Former Brazilian President Luiz Inacio Lula de Silva defeated incumbent President Jair Bolsonaro in a widely-watched election on Saturday, The New York Times reports.
Lula eked out a win over the one-term incumbent, winning the race 50.9% to 49.1%.
Lula, who returned to politics after being imprisoned on corruption charges that were later thrown out by the Supreme Court, is expected to move Brazil back to the left after four years of right-wing rule.
Latin America has seen a wave of anti-incumbent backlash, with six of the seven largest countries electing leftist leaders over the last four years.
Lula is set to take office on January 1.
Bolsonaro hasn’t conceded:
Bolsonaro has yet to concede the race and has stayed unusually quiet since the election was called.
Bolsonaro leading up to the election suggested that he would not accept a defeat, raising worries of a potential coup attempt.
But some Bolsonaro allies have already acknowledged his loss.
“We lost an election but we haven’t lost our love for our country ... Bolsonaro will leave the presidency in January with his head held high,” wrote evangelical preacher Damares Alves, a close Bolsonaro ally.

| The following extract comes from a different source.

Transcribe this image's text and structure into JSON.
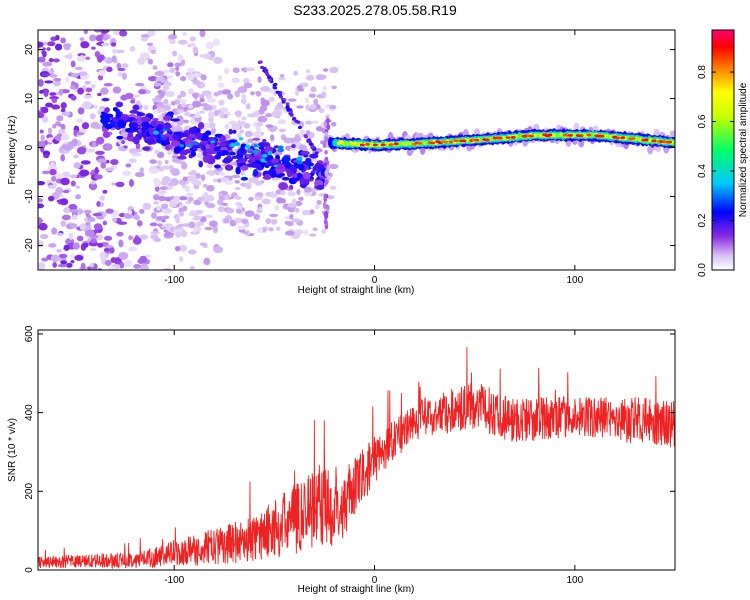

“One by one, Bolsonaristas recognize Lula’s victory,” wrote political commentator Bernardo Mello Franco. “This leaves the president without the political support to attempt any kind of coup-style adventure.”
“I will govern for 215 million Brazilians, and not just for those who voted for me,” Lula vowed on Sunday. “There are not two Brazils. We are one country, one people, one great nation.”
But it’s unclear how much power Lula will have to implement his platform of expanding services and welfare programs for the poor, a higher minimum wage, and programs to feed and house people that would be paid for by higher taxes on the rich.
But Bolsonaro’s party still controls the most seats in Congress and a powerful centrist bloc controls both chambers of Congress.
“His election, however, will likely be good news for the health of the Amazon rainforest, which is vital to the fight against climate change,” The Times reported. “Mr. Bolsonaro championed industries that extract the forest’s resources while slashing funds and staffing for the agencies tasked with protecting it. As a result, deforestation soared during his administration.”